Pantone: Color me angry
Pantone and Adobe have partnered up, and now for the low cost of $15/month in your already outrageously-expensive Adobe programs, you can access…. color!
Let’s back up to better understand what Pantone chips are and how you have historically known them. Here is a blurb from Wikipedia: “The Pantone Color Matching System is largely a standardized color reproduction system. As of 2019 it has 2161 colors. By standardizing the colors, different manufacturers in different locations can all refer to the Pantone system to make sure colors match without direct contact with one another.”
In other words, if we are choosing a specific color red and have agreed upon Pantone swatch, let’s call it Pantone Red123, you have the same one, and the printer has one—we can all agree that we will aim to recreate that exact color red.
If you want to go to the next step and produce packaging that uses Pantone Red123—a color house will custom mix that ink color using their inks, pigments, and bases. You could go to that same color house and bring them your favorite red shirt and they could match that as well.
This is no different when you want wall paint. You select the “sample paper” by holding it up in your room and then your paint store mixes a can of paint to make that color. You can take a Sherwin Williams chip to a Benjamin Moore store and vice versa—they will match the color.

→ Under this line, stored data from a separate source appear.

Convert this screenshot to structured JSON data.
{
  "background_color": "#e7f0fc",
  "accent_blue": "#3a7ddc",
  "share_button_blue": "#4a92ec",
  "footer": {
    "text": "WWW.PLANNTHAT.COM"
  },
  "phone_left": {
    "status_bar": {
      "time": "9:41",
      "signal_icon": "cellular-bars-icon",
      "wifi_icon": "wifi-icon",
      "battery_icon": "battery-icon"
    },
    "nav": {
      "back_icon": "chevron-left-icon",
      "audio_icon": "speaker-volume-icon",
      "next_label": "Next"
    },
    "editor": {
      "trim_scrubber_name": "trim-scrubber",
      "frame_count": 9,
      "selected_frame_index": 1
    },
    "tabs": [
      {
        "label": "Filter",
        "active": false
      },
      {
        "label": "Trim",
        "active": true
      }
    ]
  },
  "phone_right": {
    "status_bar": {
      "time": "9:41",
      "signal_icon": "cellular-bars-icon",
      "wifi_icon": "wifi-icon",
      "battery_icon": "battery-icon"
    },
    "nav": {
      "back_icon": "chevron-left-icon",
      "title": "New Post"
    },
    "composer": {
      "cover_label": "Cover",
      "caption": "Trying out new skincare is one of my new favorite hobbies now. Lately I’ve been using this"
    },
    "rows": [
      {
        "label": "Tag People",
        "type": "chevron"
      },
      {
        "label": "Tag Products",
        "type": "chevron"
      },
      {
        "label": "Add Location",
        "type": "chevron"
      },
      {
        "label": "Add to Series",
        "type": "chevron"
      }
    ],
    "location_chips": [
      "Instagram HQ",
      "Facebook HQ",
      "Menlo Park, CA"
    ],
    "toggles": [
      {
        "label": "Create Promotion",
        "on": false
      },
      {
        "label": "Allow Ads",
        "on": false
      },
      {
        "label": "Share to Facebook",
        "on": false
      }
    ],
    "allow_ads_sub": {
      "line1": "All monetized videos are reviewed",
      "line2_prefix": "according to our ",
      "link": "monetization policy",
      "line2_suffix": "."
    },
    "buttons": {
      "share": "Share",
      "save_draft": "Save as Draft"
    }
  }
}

As digital printing has become more extraordinary, we can now access 4 and 6 color presses regularly, so the reproduction of vibrant inks using CMYK formulas has gotten better, and as more marketing materials live digitally—the use of “custom inks” has been on the decline.
Time to make money!
Pantone chips have this mystique around them, with people thinking they are, in fact, inks or a type of paint, when in fact they are just a matching system. The thought of paying money monthly on top of the money you need to buy the outrageously priced color chip books is egregious, and some would argue unethical.
Time to find a new way to match colors—for now we will buy 3 red t-shirts and send one to the printer, the client, and keep one for ourselves.